There is difference in pathophsyiological mechanisms of various pure motor LMN syndromes. While some are degenerative, others have predominantly autoimmune mechanisms. This difference in pathophysiological mechanisms, account for the difference in response to treatment with immunomodulatory therapies.

In diseases affecting anterior horn cell (PMA, SMA, monomelic amyotrophy) damage results from complex chain of events involving excitotoxins, oxidative stress, neurofilament dysfunction, altered calcium homeostasis, mitochondrial dysfunction, enhanced motor neuron apoptosis and release of proinflammatory cytokines.

In MMN, positive response to immunomodulatory therapy, high levels of anti GMI antibody antibody in>50% of patients and expression of GMI on axon and myelin membranes suggest that GMI antibody are pathognomic.[33],[34] Anti GMI antibody causes blockade of voltage gated Na 2 /K 2 channels at the nodes of Ranvier, which leads to Na 4 and Ca 2+ accumulation leading to persistent hyperpolarization and conduction block. Difference in fatty acid and long chain base composition of peripheral nerve ganglioside GMI between sensory and motor nerves could contribute to the selective involvement of motor nerves in MMN.[35],[36],[37]

Presence of anti VGKC (Voltage gated potassium channels), anti GMI antibodies, association with other autoimmune disorders and improvement after immunomodulating therapy point towards autoimmune basis in neuromyotonia.

A role for humoral-immune reactions in the pathogenesis of CIDP is suggested by dramatic therapeutic response to plasmapheresis and by presence of compliment fixing anti peripheral myelin antibodies in occasional patients.

Treatment

Response to treatment is different in various pure motor LMN syndromes.
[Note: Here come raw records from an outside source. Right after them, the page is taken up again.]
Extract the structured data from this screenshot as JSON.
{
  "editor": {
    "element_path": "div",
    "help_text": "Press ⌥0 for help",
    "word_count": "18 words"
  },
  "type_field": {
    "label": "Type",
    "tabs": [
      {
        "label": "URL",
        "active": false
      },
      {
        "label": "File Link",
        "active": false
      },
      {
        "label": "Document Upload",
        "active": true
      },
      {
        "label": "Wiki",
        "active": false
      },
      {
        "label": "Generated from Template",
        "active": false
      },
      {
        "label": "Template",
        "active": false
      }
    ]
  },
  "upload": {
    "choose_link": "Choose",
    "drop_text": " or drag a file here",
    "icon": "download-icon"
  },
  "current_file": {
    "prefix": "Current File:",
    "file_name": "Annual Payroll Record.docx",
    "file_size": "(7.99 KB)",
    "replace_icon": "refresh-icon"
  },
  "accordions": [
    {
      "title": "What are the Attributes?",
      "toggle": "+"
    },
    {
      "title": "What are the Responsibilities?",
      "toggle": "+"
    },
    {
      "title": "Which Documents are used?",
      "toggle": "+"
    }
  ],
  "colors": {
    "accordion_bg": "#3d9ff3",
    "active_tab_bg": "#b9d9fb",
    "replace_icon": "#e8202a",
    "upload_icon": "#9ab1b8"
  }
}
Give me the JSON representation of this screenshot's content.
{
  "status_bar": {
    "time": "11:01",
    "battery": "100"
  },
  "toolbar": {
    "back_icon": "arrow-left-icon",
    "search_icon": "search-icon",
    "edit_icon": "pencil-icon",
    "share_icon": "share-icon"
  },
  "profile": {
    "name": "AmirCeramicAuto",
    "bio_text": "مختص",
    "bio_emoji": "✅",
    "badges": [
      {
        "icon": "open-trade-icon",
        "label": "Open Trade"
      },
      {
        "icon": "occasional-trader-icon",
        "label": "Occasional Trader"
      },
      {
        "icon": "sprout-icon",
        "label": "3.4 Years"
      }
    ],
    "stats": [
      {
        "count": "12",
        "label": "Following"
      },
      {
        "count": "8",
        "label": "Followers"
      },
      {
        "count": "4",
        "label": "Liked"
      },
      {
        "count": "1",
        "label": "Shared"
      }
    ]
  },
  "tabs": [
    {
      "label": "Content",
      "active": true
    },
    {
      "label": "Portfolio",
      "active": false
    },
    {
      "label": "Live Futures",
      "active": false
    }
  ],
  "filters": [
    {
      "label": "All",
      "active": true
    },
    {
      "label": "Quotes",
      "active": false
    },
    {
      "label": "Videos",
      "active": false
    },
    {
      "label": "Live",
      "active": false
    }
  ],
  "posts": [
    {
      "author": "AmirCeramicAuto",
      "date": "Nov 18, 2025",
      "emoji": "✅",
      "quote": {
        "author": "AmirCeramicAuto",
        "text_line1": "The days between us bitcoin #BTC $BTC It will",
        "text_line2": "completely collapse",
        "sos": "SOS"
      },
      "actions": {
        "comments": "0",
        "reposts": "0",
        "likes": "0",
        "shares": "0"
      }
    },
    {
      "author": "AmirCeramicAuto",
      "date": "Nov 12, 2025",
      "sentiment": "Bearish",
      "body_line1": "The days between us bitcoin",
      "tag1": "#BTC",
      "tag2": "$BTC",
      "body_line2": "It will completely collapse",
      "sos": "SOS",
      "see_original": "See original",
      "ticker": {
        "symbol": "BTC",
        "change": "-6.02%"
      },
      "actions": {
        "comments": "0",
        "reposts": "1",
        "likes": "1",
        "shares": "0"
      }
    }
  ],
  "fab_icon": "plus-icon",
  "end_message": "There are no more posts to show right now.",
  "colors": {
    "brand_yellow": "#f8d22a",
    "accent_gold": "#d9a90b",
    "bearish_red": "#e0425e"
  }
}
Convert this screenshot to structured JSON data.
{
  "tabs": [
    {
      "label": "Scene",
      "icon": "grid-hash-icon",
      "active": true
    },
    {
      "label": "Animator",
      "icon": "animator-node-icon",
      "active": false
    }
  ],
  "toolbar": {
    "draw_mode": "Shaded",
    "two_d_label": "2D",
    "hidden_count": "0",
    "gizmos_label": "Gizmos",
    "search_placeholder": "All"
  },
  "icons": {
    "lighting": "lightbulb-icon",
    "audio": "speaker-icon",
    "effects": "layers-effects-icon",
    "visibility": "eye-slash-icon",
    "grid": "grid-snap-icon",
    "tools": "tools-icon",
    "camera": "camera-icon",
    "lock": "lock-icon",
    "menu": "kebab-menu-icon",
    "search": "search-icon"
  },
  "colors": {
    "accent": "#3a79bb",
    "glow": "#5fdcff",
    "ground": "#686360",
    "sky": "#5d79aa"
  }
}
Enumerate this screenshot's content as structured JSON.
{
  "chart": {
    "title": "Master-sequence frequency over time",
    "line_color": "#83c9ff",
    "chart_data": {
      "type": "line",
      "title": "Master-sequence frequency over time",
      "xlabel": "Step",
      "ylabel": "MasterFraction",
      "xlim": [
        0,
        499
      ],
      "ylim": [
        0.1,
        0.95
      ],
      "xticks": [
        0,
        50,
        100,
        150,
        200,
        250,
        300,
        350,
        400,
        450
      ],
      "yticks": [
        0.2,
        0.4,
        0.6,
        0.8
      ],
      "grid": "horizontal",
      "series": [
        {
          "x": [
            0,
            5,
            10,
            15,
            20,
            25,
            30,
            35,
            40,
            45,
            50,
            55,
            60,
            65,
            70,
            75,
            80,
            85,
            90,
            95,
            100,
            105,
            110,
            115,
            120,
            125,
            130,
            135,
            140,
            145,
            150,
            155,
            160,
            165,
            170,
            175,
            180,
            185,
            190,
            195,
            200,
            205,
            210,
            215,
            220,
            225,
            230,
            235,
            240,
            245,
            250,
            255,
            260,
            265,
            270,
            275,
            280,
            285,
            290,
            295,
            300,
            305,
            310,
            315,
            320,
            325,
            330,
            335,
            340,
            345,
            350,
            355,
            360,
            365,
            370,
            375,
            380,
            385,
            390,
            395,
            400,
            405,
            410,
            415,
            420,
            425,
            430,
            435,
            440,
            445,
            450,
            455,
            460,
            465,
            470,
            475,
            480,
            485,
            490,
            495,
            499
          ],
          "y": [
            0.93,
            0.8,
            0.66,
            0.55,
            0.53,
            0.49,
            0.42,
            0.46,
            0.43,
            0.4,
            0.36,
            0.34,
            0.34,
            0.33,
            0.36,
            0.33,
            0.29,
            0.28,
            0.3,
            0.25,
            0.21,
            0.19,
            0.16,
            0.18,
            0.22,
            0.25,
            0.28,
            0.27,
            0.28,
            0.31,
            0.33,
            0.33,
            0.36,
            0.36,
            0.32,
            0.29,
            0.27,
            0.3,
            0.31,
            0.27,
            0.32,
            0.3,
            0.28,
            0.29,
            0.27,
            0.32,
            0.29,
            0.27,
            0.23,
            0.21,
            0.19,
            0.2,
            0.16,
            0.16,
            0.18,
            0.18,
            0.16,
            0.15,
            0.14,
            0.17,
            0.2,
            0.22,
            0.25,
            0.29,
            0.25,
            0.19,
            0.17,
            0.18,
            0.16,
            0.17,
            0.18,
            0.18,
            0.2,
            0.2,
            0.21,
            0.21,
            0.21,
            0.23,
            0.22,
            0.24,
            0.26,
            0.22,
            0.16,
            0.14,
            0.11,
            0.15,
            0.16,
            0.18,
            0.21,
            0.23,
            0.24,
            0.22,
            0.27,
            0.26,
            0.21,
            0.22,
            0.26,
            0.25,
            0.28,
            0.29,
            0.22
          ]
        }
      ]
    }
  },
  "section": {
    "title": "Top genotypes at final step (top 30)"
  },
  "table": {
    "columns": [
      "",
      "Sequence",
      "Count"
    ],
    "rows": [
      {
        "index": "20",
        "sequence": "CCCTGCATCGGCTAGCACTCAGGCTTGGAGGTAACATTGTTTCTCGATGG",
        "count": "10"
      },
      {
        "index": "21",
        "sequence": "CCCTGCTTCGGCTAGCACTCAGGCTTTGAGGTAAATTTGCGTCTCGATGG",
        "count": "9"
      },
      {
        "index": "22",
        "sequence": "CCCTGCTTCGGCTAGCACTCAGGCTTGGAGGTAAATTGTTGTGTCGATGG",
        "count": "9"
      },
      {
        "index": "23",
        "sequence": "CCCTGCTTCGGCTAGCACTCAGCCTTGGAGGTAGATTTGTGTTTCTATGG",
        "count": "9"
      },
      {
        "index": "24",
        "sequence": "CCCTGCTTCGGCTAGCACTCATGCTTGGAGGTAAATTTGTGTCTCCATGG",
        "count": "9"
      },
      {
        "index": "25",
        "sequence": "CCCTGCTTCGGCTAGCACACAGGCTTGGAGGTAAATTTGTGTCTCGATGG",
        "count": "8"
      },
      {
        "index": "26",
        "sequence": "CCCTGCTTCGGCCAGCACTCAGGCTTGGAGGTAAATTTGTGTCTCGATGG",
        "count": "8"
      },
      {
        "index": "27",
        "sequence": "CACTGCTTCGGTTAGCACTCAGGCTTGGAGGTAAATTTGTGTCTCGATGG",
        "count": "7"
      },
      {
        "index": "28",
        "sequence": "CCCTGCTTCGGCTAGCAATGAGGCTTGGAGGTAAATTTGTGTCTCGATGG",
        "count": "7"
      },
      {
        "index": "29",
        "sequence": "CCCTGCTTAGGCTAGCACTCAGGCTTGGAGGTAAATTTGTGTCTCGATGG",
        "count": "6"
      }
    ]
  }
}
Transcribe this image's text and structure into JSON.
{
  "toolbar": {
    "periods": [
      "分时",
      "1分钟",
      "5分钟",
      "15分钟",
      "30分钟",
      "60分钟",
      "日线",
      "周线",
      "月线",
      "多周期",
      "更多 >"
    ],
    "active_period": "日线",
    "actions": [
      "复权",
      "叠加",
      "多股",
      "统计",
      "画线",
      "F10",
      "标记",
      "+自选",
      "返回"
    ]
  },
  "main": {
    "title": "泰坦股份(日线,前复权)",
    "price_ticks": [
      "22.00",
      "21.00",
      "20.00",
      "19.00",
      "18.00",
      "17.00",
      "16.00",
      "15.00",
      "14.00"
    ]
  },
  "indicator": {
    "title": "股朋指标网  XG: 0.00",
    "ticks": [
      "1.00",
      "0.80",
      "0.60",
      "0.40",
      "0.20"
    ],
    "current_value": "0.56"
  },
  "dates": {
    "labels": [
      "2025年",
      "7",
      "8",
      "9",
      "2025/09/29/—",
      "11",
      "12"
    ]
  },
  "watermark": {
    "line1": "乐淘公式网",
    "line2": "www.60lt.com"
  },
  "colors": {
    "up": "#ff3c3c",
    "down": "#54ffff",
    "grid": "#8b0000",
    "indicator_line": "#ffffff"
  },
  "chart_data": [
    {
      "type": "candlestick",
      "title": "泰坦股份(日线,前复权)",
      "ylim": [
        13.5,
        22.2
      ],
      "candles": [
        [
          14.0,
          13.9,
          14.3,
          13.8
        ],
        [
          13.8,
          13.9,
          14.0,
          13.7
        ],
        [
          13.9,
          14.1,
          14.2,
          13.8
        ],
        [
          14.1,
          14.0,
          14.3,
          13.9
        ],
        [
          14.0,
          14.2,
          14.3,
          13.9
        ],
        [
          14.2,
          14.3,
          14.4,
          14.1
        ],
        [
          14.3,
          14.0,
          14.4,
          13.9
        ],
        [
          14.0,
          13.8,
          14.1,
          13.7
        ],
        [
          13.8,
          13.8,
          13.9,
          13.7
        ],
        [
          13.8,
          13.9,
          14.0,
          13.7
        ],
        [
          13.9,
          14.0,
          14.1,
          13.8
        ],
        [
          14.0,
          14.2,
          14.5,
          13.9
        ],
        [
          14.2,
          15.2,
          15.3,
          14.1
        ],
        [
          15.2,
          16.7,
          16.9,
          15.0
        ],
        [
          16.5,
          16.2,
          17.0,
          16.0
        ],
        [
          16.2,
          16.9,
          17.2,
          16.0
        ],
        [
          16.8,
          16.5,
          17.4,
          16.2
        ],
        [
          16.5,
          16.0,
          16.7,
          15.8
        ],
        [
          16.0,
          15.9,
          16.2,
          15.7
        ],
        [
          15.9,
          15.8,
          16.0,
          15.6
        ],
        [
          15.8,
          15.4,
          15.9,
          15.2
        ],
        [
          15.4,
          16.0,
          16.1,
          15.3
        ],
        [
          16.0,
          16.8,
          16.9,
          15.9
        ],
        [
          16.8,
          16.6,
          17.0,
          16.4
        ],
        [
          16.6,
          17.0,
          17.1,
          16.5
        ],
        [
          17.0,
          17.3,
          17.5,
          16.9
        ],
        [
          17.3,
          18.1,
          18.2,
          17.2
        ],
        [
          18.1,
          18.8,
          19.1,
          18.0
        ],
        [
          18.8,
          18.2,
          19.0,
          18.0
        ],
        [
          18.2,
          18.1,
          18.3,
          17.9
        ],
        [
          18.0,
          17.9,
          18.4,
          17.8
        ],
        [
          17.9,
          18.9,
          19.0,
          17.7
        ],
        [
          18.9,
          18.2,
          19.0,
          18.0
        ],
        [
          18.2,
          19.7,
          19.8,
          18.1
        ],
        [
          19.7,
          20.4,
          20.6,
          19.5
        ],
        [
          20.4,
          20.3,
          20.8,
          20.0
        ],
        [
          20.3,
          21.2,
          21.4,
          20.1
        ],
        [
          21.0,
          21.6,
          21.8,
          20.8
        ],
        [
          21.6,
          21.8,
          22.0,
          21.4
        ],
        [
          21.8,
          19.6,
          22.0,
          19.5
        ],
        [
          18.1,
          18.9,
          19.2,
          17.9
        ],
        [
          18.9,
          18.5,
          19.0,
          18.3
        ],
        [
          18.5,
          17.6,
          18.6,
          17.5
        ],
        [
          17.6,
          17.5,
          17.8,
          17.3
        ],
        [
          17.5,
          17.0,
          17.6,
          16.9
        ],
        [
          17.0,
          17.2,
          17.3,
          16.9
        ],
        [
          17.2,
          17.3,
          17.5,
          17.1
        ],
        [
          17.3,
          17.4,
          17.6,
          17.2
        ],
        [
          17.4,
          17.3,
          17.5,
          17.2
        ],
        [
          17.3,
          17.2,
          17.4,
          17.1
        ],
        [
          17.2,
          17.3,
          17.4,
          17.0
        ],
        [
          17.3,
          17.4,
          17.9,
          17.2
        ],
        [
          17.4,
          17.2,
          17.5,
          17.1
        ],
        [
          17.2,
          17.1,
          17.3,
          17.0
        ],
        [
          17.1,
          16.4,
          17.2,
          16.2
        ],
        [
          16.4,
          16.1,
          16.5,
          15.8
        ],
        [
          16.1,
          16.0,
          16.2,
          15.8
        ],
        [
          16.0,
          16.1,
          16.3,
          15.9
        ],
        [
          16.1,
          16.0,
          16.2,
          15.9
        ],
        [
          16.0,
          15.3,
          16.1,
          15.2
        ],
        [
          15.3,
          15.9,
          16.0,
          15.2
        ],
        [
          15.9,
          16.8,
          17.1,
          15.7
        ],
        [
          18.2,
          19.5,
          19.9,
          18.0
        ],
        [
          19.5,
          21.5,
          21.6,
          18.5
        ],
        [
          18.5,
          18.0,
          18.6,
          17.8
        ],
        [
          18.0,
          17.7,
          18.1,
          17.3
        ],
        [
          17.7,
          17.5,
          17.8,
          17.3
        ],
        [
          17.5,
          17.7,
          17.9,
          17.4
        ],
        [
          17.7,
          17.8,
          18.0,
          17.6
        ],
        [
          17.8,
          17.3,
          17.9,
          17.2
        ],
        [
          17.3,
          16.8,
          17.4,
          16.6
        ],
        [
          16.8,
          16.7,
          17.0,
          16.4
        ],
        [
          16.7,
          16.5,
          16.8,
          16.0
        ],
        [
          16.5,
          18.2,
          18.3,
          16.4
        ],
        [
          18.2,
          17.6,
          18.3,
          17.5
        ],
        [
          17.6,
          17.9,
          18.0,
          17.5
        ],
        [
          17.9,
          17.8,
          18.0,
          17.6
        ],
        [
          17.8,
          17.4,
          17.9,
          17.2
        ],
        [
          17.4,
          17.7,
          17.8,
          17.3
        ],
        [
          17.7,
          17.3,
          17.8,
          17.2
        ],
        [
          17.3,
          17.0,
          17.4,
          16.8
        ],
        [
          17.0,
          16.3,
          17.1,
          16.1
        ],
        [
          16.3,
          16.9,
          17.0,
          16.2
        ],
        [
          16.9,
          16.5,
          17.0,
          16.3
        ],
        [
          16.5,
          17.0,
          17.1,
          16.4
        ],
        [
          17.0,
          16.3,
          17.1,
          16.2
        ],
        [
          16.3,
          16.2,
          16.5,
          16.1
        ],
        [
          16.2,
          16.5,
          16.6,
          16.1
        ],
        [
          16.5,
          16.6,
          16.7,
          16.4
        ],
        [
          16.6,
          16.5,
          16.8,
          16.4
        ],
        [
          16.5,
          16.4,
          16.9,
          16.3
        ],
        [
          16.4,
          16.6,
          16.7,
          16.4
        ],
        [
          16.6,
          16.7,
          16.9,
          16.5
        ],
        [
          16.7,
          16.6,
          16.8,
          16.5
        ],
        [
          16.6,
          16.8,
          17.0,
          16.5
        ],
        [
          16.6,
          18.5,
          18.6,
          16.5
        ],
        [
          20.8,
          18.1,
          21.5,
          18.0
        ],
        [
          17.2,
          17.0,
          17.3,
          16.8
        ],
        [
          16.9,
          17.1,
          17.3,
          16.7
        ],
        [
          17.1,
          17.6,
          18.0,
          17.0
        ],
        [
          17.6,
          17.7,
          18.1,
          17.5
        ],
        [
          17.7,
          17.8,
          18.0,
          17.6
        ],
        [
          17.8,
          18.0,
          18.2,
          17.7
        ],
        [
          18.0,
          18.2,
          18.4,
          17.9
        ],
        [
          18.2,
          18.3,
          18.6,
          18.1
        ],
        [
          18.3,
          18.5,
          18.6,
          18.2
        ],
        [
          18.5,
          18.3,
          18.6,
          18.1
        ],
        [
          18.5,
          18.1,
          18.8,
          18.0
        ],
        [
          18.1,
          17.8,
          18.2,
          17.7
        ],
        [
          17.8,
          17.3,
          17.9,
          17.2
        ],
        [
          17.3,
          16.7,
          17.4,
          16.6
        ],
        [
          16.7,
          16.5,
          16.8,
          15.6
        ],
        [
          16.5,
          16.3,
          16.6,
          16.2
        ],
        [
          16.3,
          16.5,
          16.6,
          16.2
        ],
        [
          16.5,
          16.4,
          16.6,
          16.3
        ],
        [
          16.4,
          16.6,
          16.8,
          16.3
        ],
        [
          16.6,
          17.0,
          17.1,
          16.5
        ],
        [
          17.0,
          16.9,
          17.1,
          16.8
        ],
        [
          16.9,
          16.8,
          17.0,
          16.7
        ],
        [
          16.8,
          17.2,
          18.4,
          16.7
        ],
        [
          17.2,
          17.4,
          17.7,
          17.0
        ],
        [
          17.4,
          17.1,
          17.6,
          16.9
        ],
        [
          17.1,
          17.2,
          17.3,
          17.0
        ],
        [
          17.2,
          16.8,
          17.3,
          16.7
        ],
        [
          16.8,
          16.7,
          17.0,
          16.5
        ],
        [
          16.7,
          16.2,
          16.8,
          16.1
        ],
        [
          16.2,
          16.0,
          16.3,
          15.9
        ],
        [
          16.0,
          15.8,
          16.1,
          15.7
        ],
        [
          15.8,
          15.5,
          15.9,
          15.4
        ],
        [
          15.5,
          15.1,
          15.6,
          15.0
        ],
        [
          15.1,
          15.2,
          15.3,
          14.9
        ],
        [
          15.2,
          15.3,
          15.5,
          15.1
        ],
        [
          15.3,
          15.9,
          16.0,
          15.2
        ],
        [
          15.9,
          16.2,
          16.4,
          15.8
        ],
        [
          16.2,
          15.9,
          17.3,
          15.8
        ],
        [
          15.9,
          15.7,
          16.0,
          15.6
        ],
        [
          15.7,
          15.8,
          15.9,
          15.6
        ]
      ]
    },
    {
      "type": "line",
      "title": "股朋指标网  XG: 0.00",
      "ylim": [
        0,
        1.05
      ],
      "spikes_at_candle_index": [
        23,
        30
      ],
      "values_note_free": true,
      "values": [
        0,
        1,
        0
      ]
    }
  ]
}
While on the one hand immuno-modulatory therapies are ineffective in various anterior horn cell disorders and treatment is largely supportive, on the other hand these are effective in autoimmune neuropathies and neuromyotonia.

IVIG and Cyclophosphamide produces useful functional improvement in MMN but neither plasmapheresis nor steroids are useful.[38],[39] In fact rapid deterioration can occur with use of steroids. IVIG, plasmapheresis and steroids all are effective in CIDP. Neuromyotonia shows good response to both IVIG and methylprednisolone.[40],[41],[42]


   Conclusion Top


Thus in every patient presenting with pure motor LMN weakness and fasciculations extensive electrophysiological search for conduction block and characteristic discharges of neuromyotonia is warranted to diagnose these potentially treatable condition, changing the grim prognosis to more favorable one. Untreated these are progressive and not necessarily benign so early treatment is required.